– Феликс, не шуми! Иди сюда, – приказывает девушка с беспокойством. – Извините, пожалуйста, он обычно спокойный…

– Ничего страшного, пусть играют! Кажется, они очень хорошо ладят.

Я разливаю чай по кружкам, и комнату наполняет аромат тимьяна; на стол кладу печенье, сухари и вафли, недавно купленные в городе, вскоре к этому добавляются горячие яйца. Маленький Феликс забывает об игре, вскарабкивается на стул и жадно хватает вафлю.

– А собачке можно печенье? – с набитым ртом спрашивает он.

– Нет, он уже поел, – говорю я и решаю улыбнуться, чтоб разбавить прохладную обстановку; ребёнок улыбается в ответ. – Осторожно, чай горячий.

Он кивает кучерявой головой, набивая щеки, словно хомяк.

– А вы почему же не едите? – обращаюсь я к девушке, пьющей один чай. – Угощайтесь, тут на всех хватит. Извините за такой скромный ужин, я недавно сюда приехал. Есть я много не привык, поэтому и еды пока не припас, меня это не заботило.

Она убирает волосы за ухо, в усталых глазах её мелькает интерес.

– Вы с фронта?

– Конечно.

– Где вы воевали? – спрашивает она, обхватив горячую кружку, и дует на чай.
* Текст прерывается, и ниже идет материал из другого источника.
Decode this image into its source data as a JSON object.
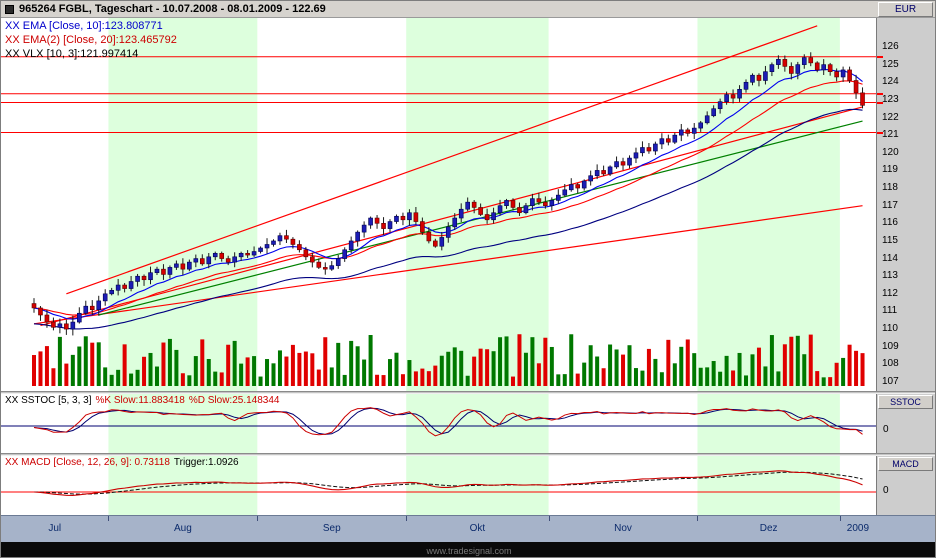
{
  "window": {
    "title": "965264 FGBL, Tageschart - 10.07.2008 - 08.01.2009 - 122.69",
    "currency_label": "EUR",
    "watermark": "www.tradesignal.com"
  },
  "indicators": {
    "ema_fast_label": "XX EMA [Close, 10]:123.808771",
    "ema_slow_label": "XX EMA(2) [Close, 20]:123.465792",
    "vlx_label": "XX VLX [10, 3]:121.997414"
  },
  "sstoc_panel": {
    "prefix": "XX SSTOC [5, 3, 3]",
    "k": "%K Slow:11.883418",
    "d": "%D Slow:25.148344",
    "axis_button": "SSTOC",
    "zero": "0"
  },
  "macd_panel": {
    "prefix": "XX MACD [Close, 12, 26, 9]: 0.73118",
    "trigger": "Trigger:1.0926",
    "axis_button": "MACD",
    "zero": "0"
  },
  "colors": {
    "band": "#ddffdd",
    "up": "#1c1cb4",
    "up_edge": "#000050",
    "down": "#d40000",
    "down_edge": "#600000",
    "vol_up": "#007800",
    "vol_down": "#e00000",
    "ema_fast": "#0000ee",
    "ema_slow": "#ff0000",
    "vlx": "#000080",
    "hline": "#ff0000",
    "stoch_k": "#cc0000",
    "stoch_d": "#000070",
    "stoch_mid": "#000070",
    "macd_line": "#cc0000",
    "macd_trigger": "#111111",
    "zero_line": "#ff0000"
  },
  "chart_data": {
    "type": "candlestick",
    "title": "965264 FGBL, Tageschart",
    "instrument": "FGBL",
    "period": "Tageschart",
    "date_range": "10.07.2008 - 08.01.2009",
    "last_price": 122.69,
    "currency": "EUR",
    "y_labels": [
      126,
      125,
      124,
      123,
      122,
      121,
      120,
      119,
      118,
      117,
      116,
      115,
      114,
      113,
      112,
      111,
      110,
      109,
      108,
      107
    ],
    "ylim": [
      107,
      126.8
    ],
    "months": [
      {
        "label": "Jul",
        "days": 12,
        "shaded": false
      },
      {
        "label": "Aug",
        "days": 23,
        "shaded": true
      },
      {
        "label": "Sep",
        "days": 23,
        "shaded": false
      },
      {
        "label": "Okt",
        "days": 22,
        "shaded": true
      },
      {
        "label": "Nov",
        "days": 23,
        "shaded": false
      },
      {
        "label": "Dez",
        "days": 22,
        "shaded": true
      },
      {
        "label": "2009",
        "days": 4,
        "shaded": false
      }
    ],
    "closes": [
      111.2,
      110.8,
      110.4,
      110.1,
      110.3,
      110.0,
      110.4,
      110.9,
      111.3,
      111.1,
      111.6,
      112.0,
      112.2,
      112.5,
      112.3,
      112.7,
      113.0,
      112.8,
      113.2,
      113.4,
      113.1,
      113.5,
      113.7,
      113.4,
      113.8,
      114.0,
      113.7,
      114.1,
      114.3,
      114.0,
      113.8,
      114.1,
      114.3,
      114.2,
      114.4,
      114.6,
      114.8,
      115.0,
      115.3,
      115.1,
      114.8,
      114.5,
      114.1,
      113.8,
      113.5,
      113.4,
      113.6,
      114.0,
      114.5,
      115.0,
      115.5,
      115.9,
      116.3,
      116.0,
      115.7,
      116.1,
      116.4,
      116.2,
      116.6,
      116.1,
      115.5,
      115.0,
      114.7,
      115.2,
      115.8,
      116.3,
      116.8,
      117.2,
      116.9,
      116.5,
      116.2,
      116.6,
      117.0,
      117.3,
      116.9,
      116.6,
      117.0,
      117.4,
      117.2,
      117.0,
      117.3,
      117.6,
      117.9,
      118.2,
      118.0,
      118.4,
      118.7,
      119.0,
      118.8,
      119.2,
      119.5,
      119.3,
      119.7,
      120.0,
      120.3,
      120.1,
      120.5,
      120.8,
      120.6,
      121.0,
      121.3,
      121.1,
      121.4,
      121.7,
      122.1,
      122.5,
      122.9,
      123.3,
      123.1,
      123.6,
      124.0,
      124.4,
      124.1,
      124.6,
      125.0,
      125.3,
      124.9,
      124.5,
      125.0,
      125.4,
      125.1,
      124.7,
      125.0,
      124.6,
      124.3,
      124.7,
      124.1,
      123.4,
      122.69
    ],
    "hlines": [
      125.45,
      123.35,
      122.85,
      121.15
    ],
    "trendlines": [
      {
        "d1": 5,
        "p1": 112.0,
        "d2": 121,
        "p2": 127.2,
        "color": "#ff0000"
      },
      {
        "d1": 1,
        "p1": 110.2,
        "d2": 128,
        "p2": 122.6,
        "color": "#ff0000"
      },
      {
        "d1": 0,
        "p1": 110.3,
        "d2": 128,
        "p2": 117.0,
        "color": "#ff0000"
      },
      {
        "d1": 10,
        "p1": 110.8,
        "d2": 128,
        "p2": 121.8,
        "color": "#008000"
      }
    ],
    "indicator_settings": {
      "ema_fast": 10,
      "ema_slow": 20,
      "vlx": [
        10,
        3
      ],
      "sstoc": [
        5,
        3,
        3
      ],
      "macd": [
        12,
        26,
        9
      ]
    },
    "has_volume": true
  }
}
Меня несколько удивляет, что такая тема может быть интересна столь юной девушке, однако мне не сложно ответить:

– Сначала в Бельгии, Льеж, затем на севере Франции: Мобëж и Шато-Тьерри. Вам правда интересно? Хоть я и солдат, но могу говорить не только о войне. Если честно, то даже нет желания…

– Да, интересно, – перебивает она, задумчиво хмурясь. – Я была в Вандьере.

– Вы были на линии фронта? – неподдельно удивляюсь я, не веря своим ушам.

Девушка кивает. В недоумении и с долей недоверия я гляжу на нее; совсем молодая девушка на фронте? С ребёнком? Кажется, это звучит невероятно, но её усталый вид и тяжёлый, железный взгляд подтверждают её слова.

– Что вы там делали?

– Жила, – тихо отвечает она, отдавая почищенное яйцо ребёнку.

– Почему вы не уехали? Ведь это было опасно.

– Я не могла, – отрезает она сурово, но тут же смягчается. – Спасибо за ужин. Вы очень добры.

Вытерев рот сыну, девушка встает из-за стола.

– Где мы можем лечь? – повторяет она свой давний вопрос.

Подумав, я предлагаю:

– Тут только одна кровать, вы и ваш ребёнок можете спать там.

– А вы? – настораживается гостья.

– Не переживайте, я лягу где-нибудь здесь, на шинель, к примеру.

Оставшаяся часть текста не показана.